Let’s examine 3 ways in which we can practice more self-awareness, such as managing triggers, journaling, and using empowering self-talk, and how each one can be beneficial.  When we talk about triggers we can distinguish between identifying what they are and how to work with our trigger response.  This is where a healthy coping skill like journaling can serve us in organizing and slowing down our thoughts enough to understand them better.  For example, if we identify political discussions as triggering, as we journal about it we can explore what tends to be our reaction and what we would like it to be instead.  Because we cannot control other people, our sense of power will come from how we chose to address ourselves at any given situation creating a plan ahead of time.  As we work on becoming more self-aware, observing rather than judging, we begin to rely and trust more our inner process.  With this shift we can probably also begin to notice the way we talk to ourselves and how this can affect us.  Being more self-aware of our self-talk can be a great help in shifting to more empowering ways of referring to ourselves.  For example, where we may have said to ourselves in the past something like “You are so dumb, how can you let others push you into doing something you don’t want to do?”  We can realize this not the way we want to refer to ourselves because it’s hurtful and disrespectful, and instead change it to something else such as, “I have a hard time saying ‘no’ when people I care about are trying to persuade me, because I want them to accept and love me.”
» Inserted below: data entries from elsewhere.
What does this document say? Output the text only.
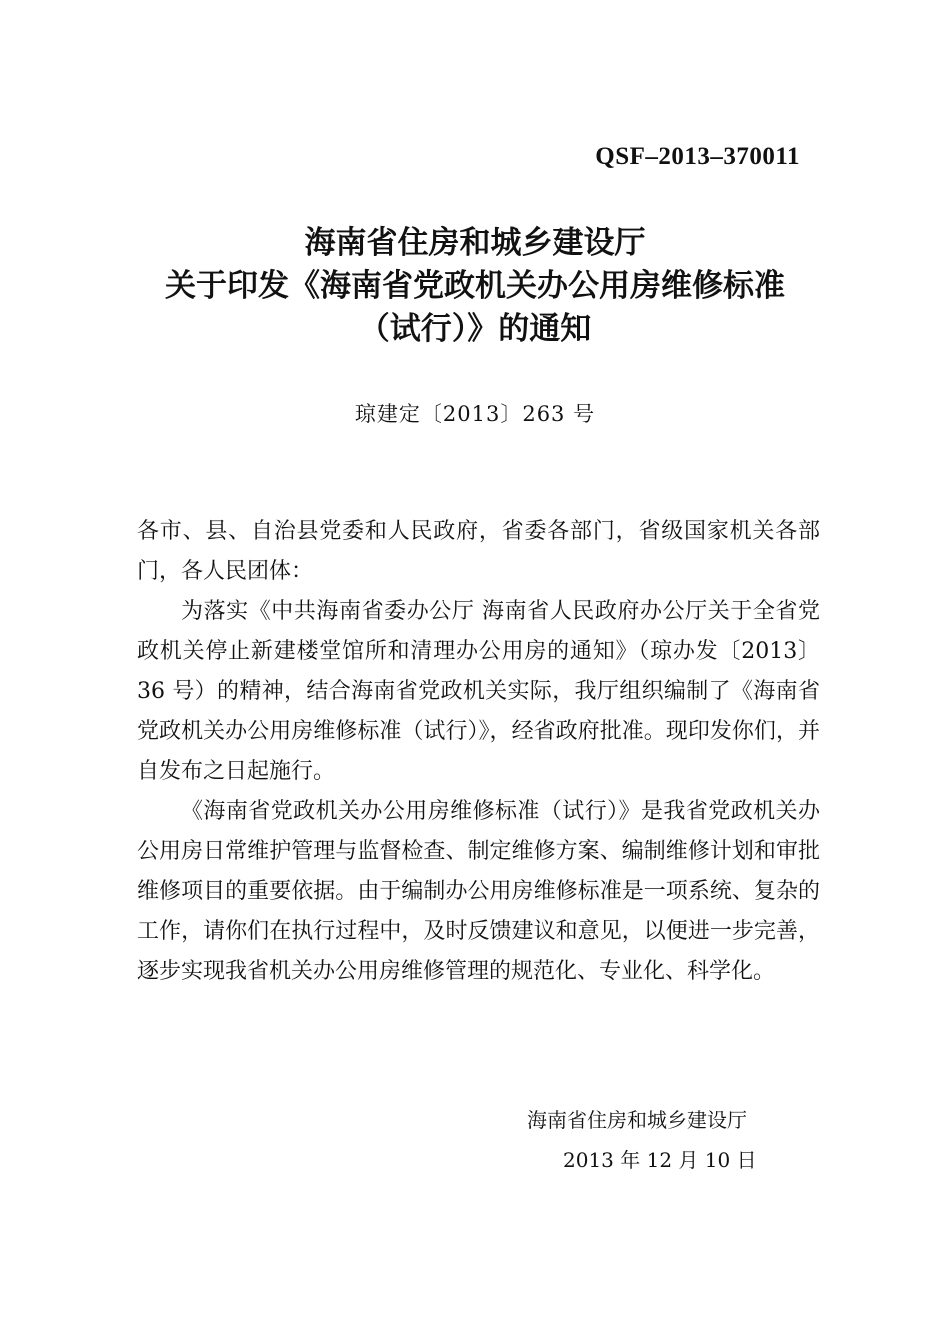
QSF–2013–370011
海南省住房和城乡建设厅
关于印发《海南省党政机关办公用房维修标准
（试行）》的通知
琼建定〔2013〕263 号

各市、县、自治县党委和人民政府，省委各部门，省级国家机关各部门，各人民团体：

为落实《中共海南省委办公厅 海南省人民政府办公厅关于全省党政机关停止新建楼堂馆所和清理办公用房的通知》（琼办发〔2013〕36 号）的精神，结合海南省党政机关实际，我厅组织编制了《海南省党政机关办公用房维修标准（试行）》，经省政府批准。现印发你们，并自发布之日起施行。

《海南省党政机关办公用房维修标准（试行）》是我省党政机关办公用房日常维护管理与监督检查、制定维修方案、编制维修计划和审批维修项目的重要依据。由于编制办公用房维修标准是一项系统、复杂的工作，请你们在执行过程中，及时反馈建议和意见，以便进一步完善，逐步实现我省机关办公用房维修管理的规范化、专业化、科学化。

海南省住房和城乡建设厅
2013 年 12 月 10 日
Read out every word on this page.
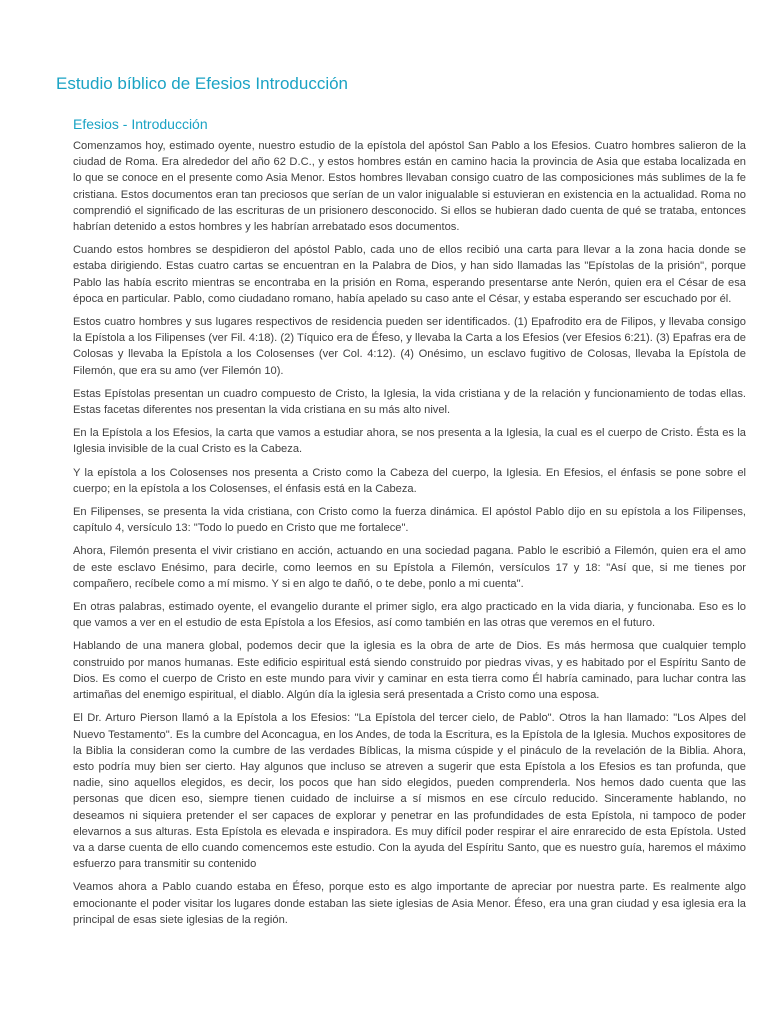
Estudio bíblico de Efesios Introducción
Efesios - Introducción

Comenzamos hoy, estimado oyente, nuestro estudio de la epístola del apóstol San Pablo a los Efesios. Cuatro hombres salieron de la ciudad de Roma. Era alrededor del año 62 D.C., y estos hombres están en camino hacia la provincia de Asia que estaba localizada en lo que se conoce en el presente como Asia Menor. Estos hombres llevaban consigo cuatro de las composiciones más sublimes de la fe cristiana. Estos documentos eran tan preciosos que serían de un valor inigualable si estuvieran en existencia en la actualidad. Roma no comprendió el significado de las escrituras de un prisionero desconocido. Si ellos se hubieran dado cuenta de qué se trataba, entonces habrían detenido a estos hombres y les habrían arrebatado esos documentos.

Cuando estos hombres se despidieron del apóstol Pablo, cada uno de ellos recibió una carta para llevar a la zona hacia donde se estaba dirigiendo. Estas cuatro cartas se encuentran en la Palabra de Dios, y han sido llamadas las "Epístolas de la prisión", porque Pablo las había escrito mientras se encontraba en la prisión en Roma, esperando presentarse ante Nerón, quien era el César de esa época en particular. Pablo, como ciudadano romano, había apelado su caso ante el César, y estaba esperando ser escuchado por él.

Estos cuatro hombres y sus lugares respectivos de residencia pueden ser identificados. (1) Epafrodito era de Filipos, y llevaba consigo la Epístola a los Filipenses (ver Fil. 4:18). (2) Tíquico era de Éfeso, y llevaba la Carta a los Efesios (ver Efesios 6:21). (3) Epafras era de Colosas y llevaba la Epístola a los Colosenses (ver Col. 4:12). (4) Onésimo, un esclavo fugitivo de Colosas, llevaba la Epístola de Filemón, que era su amo (ver Filemón 10).

Estas Epístolas presentan un cuadro compuesto de Cristo, la Iglesia, la vida cristiana y de la relación y funcionamiento de todas ellas. Estas facetas diferentes nos presentan la vida cristiana en su más alto nivel.

En la Epístola a los Efesios, la carta que vamos a estudiar ahora, se nos presenta a la Iglesia, la cual es el cuerpo de Cristo. Ésta es la Iglesia invisible de la cual Cristo es la Cabeza.

Y la epístola a los Colosenses nos presenta a Cristo como la Cabeza del cuerpo, la Iglesia. En Efesios, el énfasis se pone sobre el cuerpo; en la epístola a los Colosenses, el énfasis está en la Cabeza.

En Filipenses, se presenta la vida cristiana, con Cristo como la fuerza dinámica. El apóstol Pablo dijo en su epístola a los Filipenses, capítulo 4, versículo 13: "Todo lo puedo en Cristo que me fortalece".

Ahora, Filemón presenta el vivir cristiano en acción, actuando en una sociedad pagana. Pablo le escribió a Filemón, quien era el amo de este esclavo Enésimo, para decirle, como leemos en su Epístola a Filemón, versículos 17 y 18: "Así que, si me tienes por compañero, recíbele como a mí mismo. Y si en algo te dañó, o te debe, ponlo a mi cuenta".

En otras palabras, estimado oyente, el evangelio durante el primer siglo, era algo practicado en la vida diaria, y funcionaba. Eso es lo que vamos a ver en el estudio de esta Epístola a los Efesios, así como también en las otras que veremos en el futuro.

Hablando de una manera global, podemos decir que la iglesia es la obra de arte de Dios. Es más hermosa que cualquier templo construido por manos humanas. Este edificio espiritual está siendo construido por piedras vivas, y es habitado por el Espíritu Santo de Dios. Es como el cuerpo de Cristo en este mundo para vivir y caminar en esta tierra como Él habría caminado, para luchar contra las artimañas del enemigo espiritual, el diablo. Algún día la iglesia será presentada a Cristo como una esposa.

El Dr. Arturo Pierson llamó a la Epístola a los Efesios: "La Epístola del tercer cielo, de Pablo". Otros la han llamado: "Los Alpes del Nuevo Testamento". Es la cumbre del Aconcagua, en los Andes, de toda la Escritura, es la Epístola de la Iglesia. Muchos expositores de la Biblia la consideran como la cumbre de las verdades Bíblicas, la misma cúspide y el pináculo de la revelación de la Biblia. Ahora, esto podría muy bien ser cierto. Hay algunos que incluso se atreven a sugerir que esta Epístola a los Efesios es tan profunda, que nadie, sino aquellos elegidos, es decir, los pocos que han sido elegidos, pueden comprenderla. Nos hemos dado cuenta que las personas que dicen eso, siempre tienen cuidado de incluirse a sí mismos en ese círculo reducido. Sinceramente hablando, no deseamos ni siquiera pretender el ser capaces de explorar y penetrar en las profundidades de esta Epístola, ni tampoco de poder elevarnos a sus alturas. Esta Epístola es elevada e inspiradora. Es muy difícil poder respirar el aire enrarecido de esta Epístola. Usted va a darse cuenta de ello cuando comencemos este estudio. Con la ayuda del Espíritu Santo, que es nuestro guía, haremos el máximo esfuerzo para transmitir su contenido

Veamos ahora a Pablo cuando estaba en Éfeso, porque esto es algo importante de apreciar por nuestra parte. Es realmente algo emocionante el poder visitar los lugares donde estaban las siete iglesias de Asia Menor. Éfeso, era una gran ciudad y esa iglesia era la principal de esas siete iglesias de la región.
As we have examined above, many of the changes which can help with being more self-aware to improve satisfaction with our own lives can be subtle.  Making the switch itself from identifying with our reactions to separating from them by taking up the role of the observer/witness, will be the first and probably most important step in the process.  Hopefully, the added responsibility of being more self-aware will be rewarded in the long term by the satisfaction we feel as we become more confident and trusting of our approach to things, ourselves, and others in general.